Marketable Record Title Act Cuts Off Town’s Interest in Property

January 5, 2009 | Roger McEowen

The law of real property is old, and it traces its roots to 1066 A.D. when William of Normandy defeated King Harold at the Battle of Hastings and claimed all of England as his own.  William proclaimed himself King, confiscated all of the land held by the Saxon Nobles and redistributed it among his principal Norman barons.  The resulting property ownership pattern became known as the “Feudal Ladder” and remained in place until 1290 A.D. when the Statute Quia Emptores was passed eventually resulting in the system of freely alienable private property in use today.  That system utilizes chains of title that can get rather lengthy as time passes.  Longer chains of title require more extensive examination and more complex surveys and appraisals in connection with each transfer of the subject property.  As a result, many states have adopted a version of the Uniform Marketable Title Act (UMTA).  The basic idea of such a law is to codify a tradition that originated in New England of conducting title searches back not to the original creation of title, but for a reasonable period only.  The basic idea is that when a landowner has held title to the property for a long enough period of time, claims against that title that are older than the statutorily prescribed time are extinguished.  The law has been held constitutional on the grounds that the legislature, which has the power to pass recording statutes originally, can amend or alter those statutes and require recording or the filing of a notice of a claim to give notice of existing interests, and can extinguish claims of those who fail to re-record.  The Iowa version of the UMTA, known as the Iowa Marketable Record Title Act (MRTA), was involved in this case.

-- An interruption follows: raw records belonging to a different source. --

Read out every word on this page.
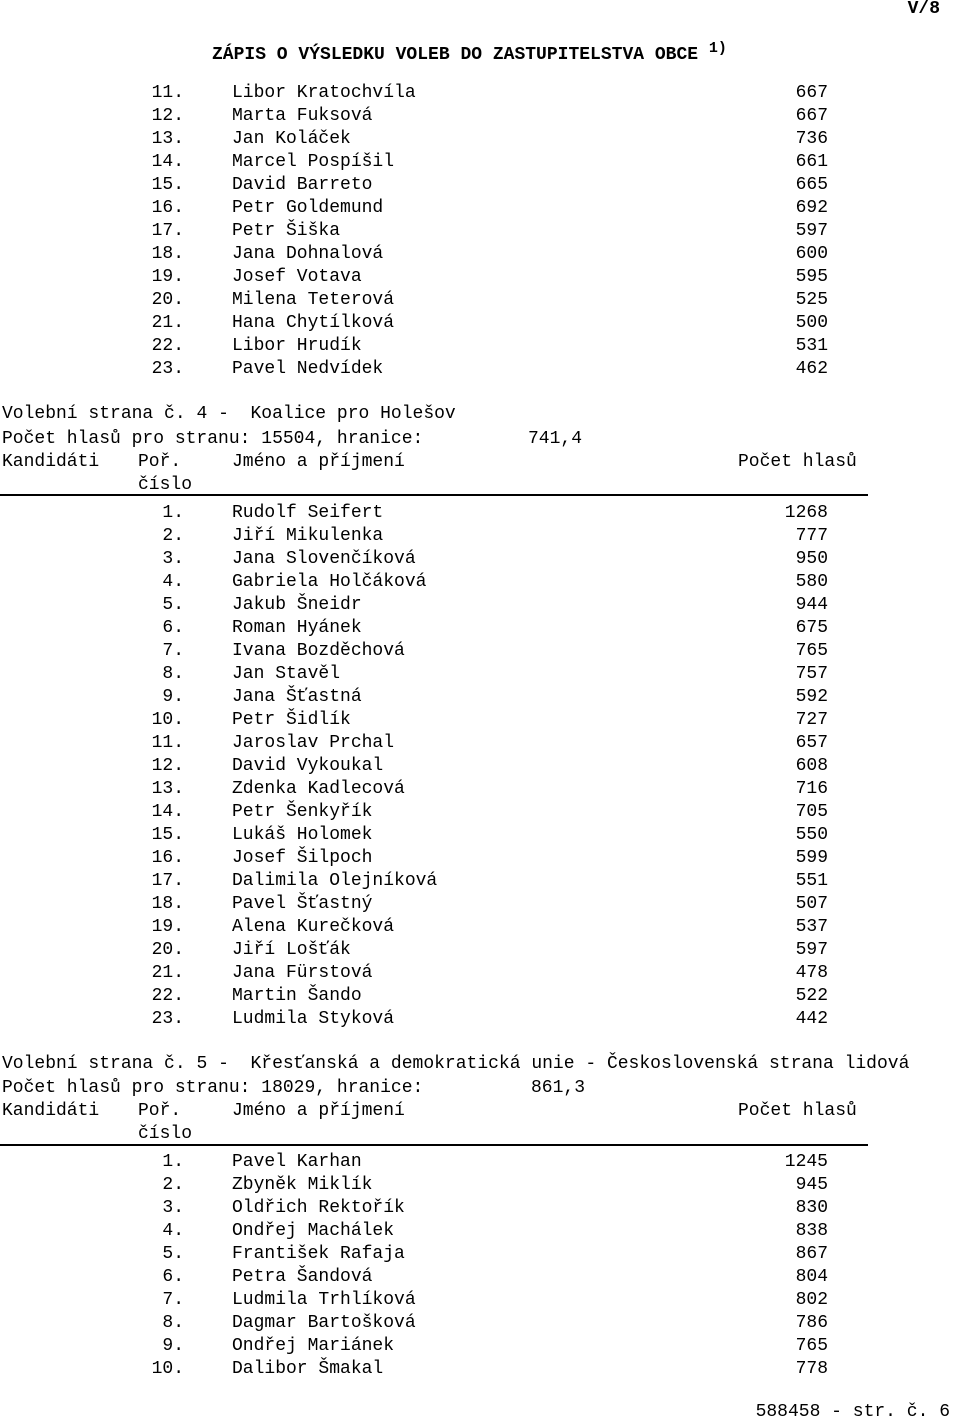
V/8
ZÁPIS O VÝSLEDKU VOLEB DO ZASTUPITELSTVA OBCE $^{1)}$
11.	Libor Kratochvíla	667
12.	Marta Fuksová	667
13.	Jan Koláček	736
14.	Marcel Pospíšil	661
15.	David Barreto	665
16.	Petr Goldemund	692
17.	Petr Šiška	597
18.	Jana Dohnalová	600
19.	Josef Votava	595
20.	Milena Teterová	525
21.	Hana Chytílková	500
22.	Libor Hrudík	531
23.	Pavel Nedvídek	462
Volební strana č. 4 -  Koalice pro Holešov
Počet hlasů pro stranu: 15504, hranice:	741,4
Kandidáti Poř.
číslo
Jméno a příjmení	Počet hlasů
1.	Rudolf Seifert	1268
2.	Jiří Mikulenka	777
3.	Jana Slovenčíková	950
4.	Gabriela Holčáková	580
5.	Jakub Šneidr	944
6.	Roman Hyánek	675
7.	Ivana Bozděchová	765
8.	Jan Stavěl	757
9.	Jana Šťastná	592
10.	Petr Šidlík	727
11.	Jaroslav Prchal	657
12.	David Vykoukal	608
13.	Zdenka Kadlecová	716
14.	Petr Šenkyřík	705
15.	Lukáš Holomek	550
16.	Josef Šilpoch	599
17.	Dalimila Olejníková	551
18.	Pavel Šťastný	507
19.	Alena Kurečková	537
20.	Jiří Lošťák	597
21.	Jana Fürstová	478
22.	Martin Šando	522
23.	Ludmila Styková	442
Volební strana č. 5 -  Křesťanská a demokratická unie - Československá strana lidová
Počet hlasů pro stranu: 18029, hranice:	861,3
Kandidáti Poř.
číslo
Jméno a příjmení	Počet hlasů
1.	Pavel Karhan	1245
2.	Zbyněk Miklík	945
3.	Oldřich Rektořík	830
4.	Ondřej Machálek	838
5.	František Rafaja	867
6.	Petra Šandová	804
7.	Ludmila Trhlíková	802
8.	Dagmar Bartošková	786
9.	Ondřej Mariánek	765
10.	Dalibor Šmakal	778
588458 - str. č. 6
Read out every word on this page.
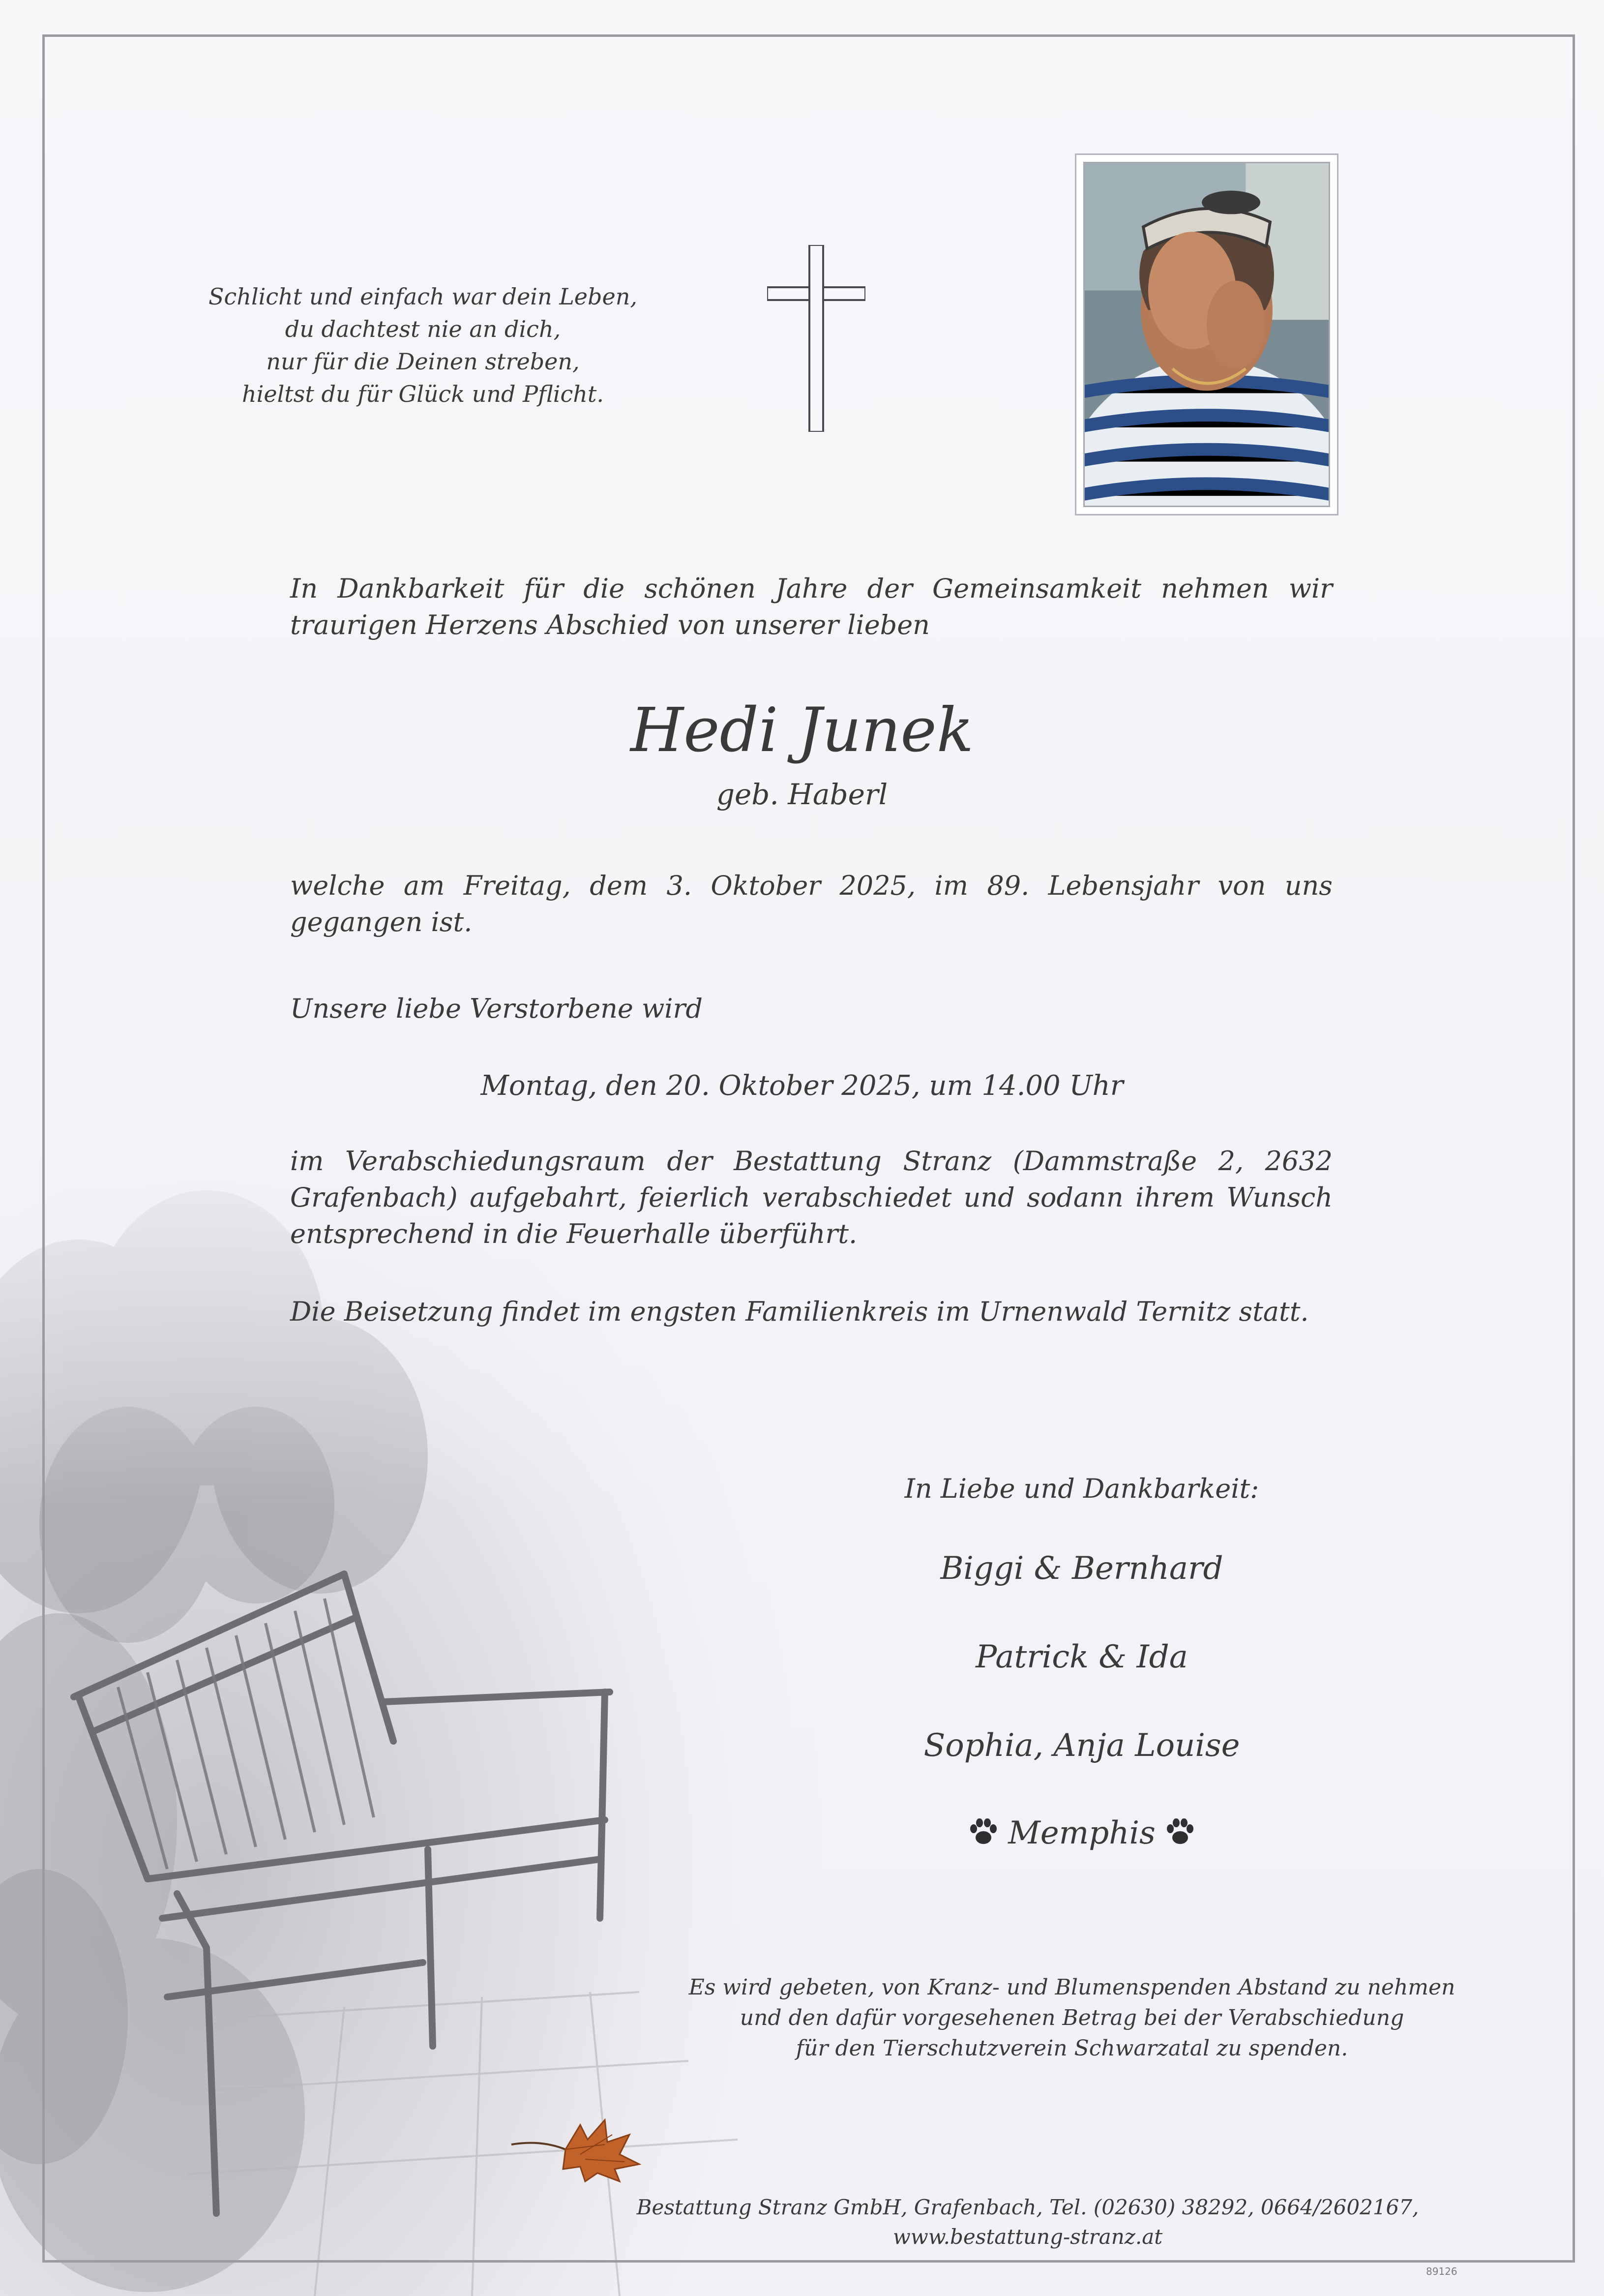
Schlicht und einfach war dein Leben,
du dachtest nie an dich,
nur für die Deinen streben,
hieltst du für Glück und Pflicht.
In Dankbarkeit für die schönen Jahre der Gemeinsamkeit nehmen wir
traurigen Herzens Abschied von unserer lieben
Hedi Junek
geb. Haberl
welche am Freitag, dem 3. Oktober 2025, im 89. Lebensjahr von uns
gegangen ist.
Unsere liebe Verstorbene wird
Montag, den 20. Oktober 2025, um 14.00 Uhr
im Verabschiedungsraum der Bestattung Stranz (Dammstraße 2, 2632
Grafenbach) aufgebahrt, feierlich verabschiedet und sodann ihrem Wunsch
entsprechend in die Feuerhalle überführt.
Die Beisetzung findet im engsten Familienkreis im Urnenwald Ternitz statt.
In Liebe und Dankbarkeit:
Biggi & Bernhard
Patrick & Ida
Sophia, Anja Louise
Memphis
Es wird gebeten, von Kranz- und Blumenspenden Abstand zu nehmen
und den dafür vorgesehenen Betrag bei der Verabschiedung
für den Tierschutzverein Schwarzatal zu spenden.
Bestattung Stranz GmbH, Grafenbach, Tel. (02630) 38292, 0664/2602167,
www.bestattung-stranz.at
89126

In dispute was ownership of the eastern half of a roadway that extended for 110 feet from a lake toward another road that ended before it got to the lake.  The disputed strip was included in the roadway established by the County in 1874, but was never used as a road.  In 1964, the defendant received via warranty deed a one-half interest in the disputed strip.  He wasn’t assessed property taxes on the strip, however, until 1998, but he did use the property and maintained it when necessary.  In 2006, the plaintiff filed a petition to quiet title to the disputed strip in itself.  The defendant claimed that the plaintiff’s suit was barred by the MRTA.  The trial court disagreed, determining that title to the property was in the plaintiff – the defendant’s chain of title said he took title to his property subject to a plat which denoted that the disputed strip had been dedicated to the plaintiff.  

The Iowa MRTA is known as the “forty-year act.”  Under its provisions, any person who has an unbroken chain of title to any interest in land for forty years or more is deemed to have marketable title to the land.  That establishes the date of the “root of title” and any interest in the property pre-dating the root is extinguished.  But, there are statutory exceptions.  One of those is for interests and title defects that the inherent in the “muniments of title.”  That’s a legal term for a document that proves ownership of an asset.  Examples include, a death certificate of a joint tenant which establishes ownership in a surviving joint tenant, deed covenants and restrictions, title deeds, a will or a court judgment, just to name a few.  A muniment of title need not be recorded to be valid, but it must carry title to the property and be a vital link in the chain of title. 

Here, there was no question that the defendant had a forty-year unbroken chain of title to the disputed strip, but was the plaintiff’s interest in the strip inherent in the muniments of title when the defendant got his deed to the property in 1964?  The plaintiff’s interest was clearly created before the defendant took title, but was the plat part of the chain of title as of 1964?  The appellate court said it wasn’t because a plat is not a deed, will or other type of document through which title to land passes.  In other words, a plat is not a muniment and, as such, could not be inherent in the title that the defendant received in 1964.  In addition, the appellate court noted that the defendant’s deed did not specifically mention the transaction that created the plaintiff’s interest.  As a result, the MRTA operated to extinguish the plaintiff’s title, and the trial court’s decision was reversed.  A person searching the defendant’s chain of title for the past 40 years would not find the necessary documents that the plaintiff relied on to claim that it had an interest in the property.  That’s the whole point of the land recordation system – notice.  City of Lake View v. Houston, et al., No. 8-873/07-2026, 2008 Iowa App. LEXIS 1300 (Dec. 31, 2008).